Inconsistency in judging is when a judge puts up entirely different styles of dogs in a given entry. For example, first place goes to a large, longish backed red dog, with sparse coat. Second place to a smaller,short backed light coloredd dog with a fluffy coat. Third place is a moderate, medium gold dog, and fourth place to a smallish dark gold dog with a very wavy coat. (This is an extreme and hypothetical example, to illustrate inconsistency.) Consistency is when a judge selects 4 dogs, all of similar style - for example I was in a ring where 2 littermates and a third half sibling were in 1st, 2nd and 4th. (no, the judge did NOT know them). They were nearly identical dogs. The 3rd place dog was of a very similar style.


----------



## Sally's Mom (Sep 20, 2010)

However, I have to say my bugaboo is "rolly toplines."


----------



## Pointgold (Jun 6, 2007)

Sally's Mom said:


> However, I have to say my bugaboo is "rolly toplines." Part of the reason is that my genetics produce straight toplines.


 
Straight toplines can still roll, especially when puppies...
Goldens (and other sporting dogs that swim) are going to have a bit of a "fat pad" on the topline - it is protective, and bouyant. It will have a tendency to roll a bit while the dog is still young, or if a dog is truly overweight and/or not in condition.


----------



## HiTideGoldens (Dec 29, 2009)

Pointgold said:


> Inconsistency in judging is when a judge puts up entirely different styles of dogs in a given entry. For example, first place goes to a large, longish backed red dog, with sparse coat. Second place to a smaller,short backed light coloredd dog with a fluffy coat. Third place is a moderate, medium gold dog, and fourth place to a smallish dark gold dog with a very wavy coat. (This is an extreme and hypothetical example, to illustrate inconsistency.) Consistency is when a judge selects 4 dogs, all of similar style - for example I was in a ring where 2 littermates and a third half sibling were in 1st, 2nd and 4th. (no, the judge did NOT know them). They were nearly identical dogs. The 3rd place dog was of a very similar style.

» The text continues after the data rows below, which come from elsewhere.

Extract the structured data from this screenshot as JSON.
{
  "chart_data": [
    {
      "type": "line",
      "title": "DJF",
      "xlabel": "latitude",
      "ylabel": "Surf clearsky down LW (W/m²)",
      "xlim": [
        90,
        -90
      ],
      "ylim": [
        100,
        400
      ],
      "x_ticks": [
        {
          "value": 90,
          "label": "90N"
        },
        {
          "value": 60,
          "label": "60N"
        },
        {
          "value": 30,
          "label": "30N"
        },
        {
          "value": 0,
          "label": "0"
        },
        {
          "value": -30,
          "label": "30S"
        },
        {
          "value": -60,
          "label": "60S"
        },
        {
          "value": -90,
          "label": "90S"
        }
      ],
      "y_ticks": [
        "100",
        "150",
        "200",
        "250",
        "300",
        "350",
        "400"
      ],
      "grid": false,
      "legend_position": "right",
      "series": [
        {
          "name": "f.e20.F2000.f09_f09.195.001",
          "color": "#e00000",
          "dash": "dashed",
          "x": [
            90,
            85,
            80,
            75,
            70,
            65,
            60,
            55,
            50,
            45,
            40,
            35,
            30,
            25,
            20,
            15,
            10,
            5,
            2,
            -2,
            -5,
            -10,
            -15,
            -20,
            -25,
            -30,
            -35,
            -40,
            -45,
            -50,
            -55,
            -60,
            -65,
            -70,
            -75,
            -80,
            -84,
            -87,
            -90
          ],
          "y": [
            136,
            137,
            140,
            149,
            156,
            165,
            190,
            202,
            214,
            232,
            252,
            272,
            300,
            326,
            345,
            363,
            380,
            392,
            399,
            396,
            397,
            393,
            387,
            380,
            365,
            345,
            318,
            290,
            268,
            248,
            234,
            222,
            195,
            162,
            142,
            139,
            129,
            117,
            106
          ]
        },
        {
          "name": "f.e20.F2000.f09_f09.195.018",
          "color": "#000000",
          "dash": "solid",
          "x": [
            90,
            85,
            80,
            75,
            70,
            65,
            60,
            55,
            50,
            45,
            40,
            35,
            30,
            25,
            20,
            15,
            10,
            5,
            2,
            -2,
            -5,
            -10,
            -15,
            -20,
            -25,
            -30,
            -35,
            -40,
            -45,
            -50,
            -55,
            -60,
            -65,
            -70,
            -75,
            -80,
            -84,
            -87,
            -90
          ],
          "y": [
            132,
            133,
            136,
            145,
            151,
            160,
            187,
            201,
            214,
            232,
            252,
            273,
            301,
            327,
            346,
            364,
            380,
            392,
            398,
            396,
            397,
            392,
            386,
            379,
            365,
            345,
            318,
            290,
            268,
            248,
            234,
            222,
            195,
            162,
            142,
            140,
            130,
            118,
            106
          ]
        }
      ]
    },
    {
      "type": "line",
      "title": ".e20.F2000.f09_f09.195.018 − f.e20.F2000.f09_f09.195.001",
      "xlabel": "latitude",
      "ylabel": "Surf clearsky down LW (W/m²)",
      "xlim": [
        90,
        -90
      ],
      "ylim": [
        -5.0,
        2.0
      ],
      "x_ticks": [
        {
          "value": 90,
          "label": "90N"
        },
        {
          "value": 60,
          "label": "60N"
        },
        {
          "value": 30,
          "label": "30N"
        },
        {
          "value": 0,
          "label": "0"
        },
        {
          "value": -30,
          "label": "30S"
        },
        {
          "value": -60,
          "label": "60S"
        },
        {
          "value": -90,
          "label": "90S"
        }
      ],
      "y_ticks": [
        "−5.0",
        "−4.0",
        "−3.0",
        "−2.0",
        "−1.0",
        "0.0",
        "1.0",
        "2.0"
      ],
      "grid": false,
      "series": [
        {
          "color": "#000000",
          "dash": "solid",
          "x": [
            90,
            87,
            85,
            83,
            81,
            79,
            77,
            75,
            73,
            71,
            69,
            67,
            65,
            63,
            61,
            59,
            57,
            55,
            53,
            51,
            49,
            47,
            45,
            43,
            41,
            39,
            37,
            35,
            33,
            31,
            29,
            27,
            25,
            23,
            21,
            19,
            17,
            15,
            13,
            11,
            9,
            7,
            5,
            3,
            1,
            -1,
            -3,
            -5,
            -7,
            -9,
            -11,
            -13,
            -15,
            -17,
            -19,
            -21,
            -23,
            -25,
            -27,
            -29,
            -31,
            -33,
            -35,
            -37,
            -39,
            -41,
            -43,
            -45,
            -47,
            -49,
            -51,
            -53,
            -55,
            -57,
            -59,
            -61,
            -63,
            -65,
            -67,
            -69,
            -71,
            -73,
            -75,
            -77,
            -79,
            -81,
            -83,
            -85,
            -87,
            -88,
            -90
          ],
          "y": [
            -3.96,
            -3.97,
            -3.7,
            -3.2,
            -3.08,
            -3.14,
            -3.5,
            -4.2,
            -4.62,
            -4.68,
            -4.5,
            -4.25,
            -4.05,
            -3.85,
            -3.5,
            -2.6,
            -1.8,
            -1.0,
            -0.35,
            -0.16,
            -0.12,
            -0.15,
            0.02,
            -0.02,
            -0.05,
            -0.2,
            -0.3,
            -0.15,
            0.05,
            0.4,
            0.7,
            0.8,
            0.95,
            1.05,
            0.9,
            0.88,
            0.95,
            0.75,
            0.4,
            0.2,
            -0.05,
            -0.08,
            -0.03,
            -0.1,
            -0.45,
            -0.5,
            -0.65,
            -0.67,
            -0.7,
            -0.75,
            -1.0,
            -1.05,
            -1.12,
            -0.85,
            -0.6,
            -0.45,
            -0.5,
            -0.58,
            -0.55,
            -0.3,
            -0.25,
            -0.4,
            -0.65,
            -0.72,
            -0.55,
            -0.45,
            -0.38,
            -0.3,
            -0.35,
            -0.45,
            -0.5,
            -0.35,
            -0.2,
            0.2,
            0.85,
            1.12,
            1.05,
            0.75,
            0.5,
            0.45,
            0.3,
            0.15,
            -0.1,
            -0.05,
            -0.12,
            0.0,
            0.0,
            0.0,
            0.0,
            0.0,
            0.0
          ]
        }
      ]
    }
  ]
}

Right. It just seems to me that the OP's gripe was that a dog he felt was not a good representative of the breed beat his/her dog. And there was another post about a dog getting dumped one day when the dog had done well previous days. against the same group of dogs. There wasn't any mention of inconsistency with the individual judges (as the title of the thread would suggest), but an inconsistency in the placement of a particular dog over several days of showing. It just seems to me that one either plays the game and accepts that will happen, or don't show dogs.


----------



## golden_eclipse (Apr 1, 2011)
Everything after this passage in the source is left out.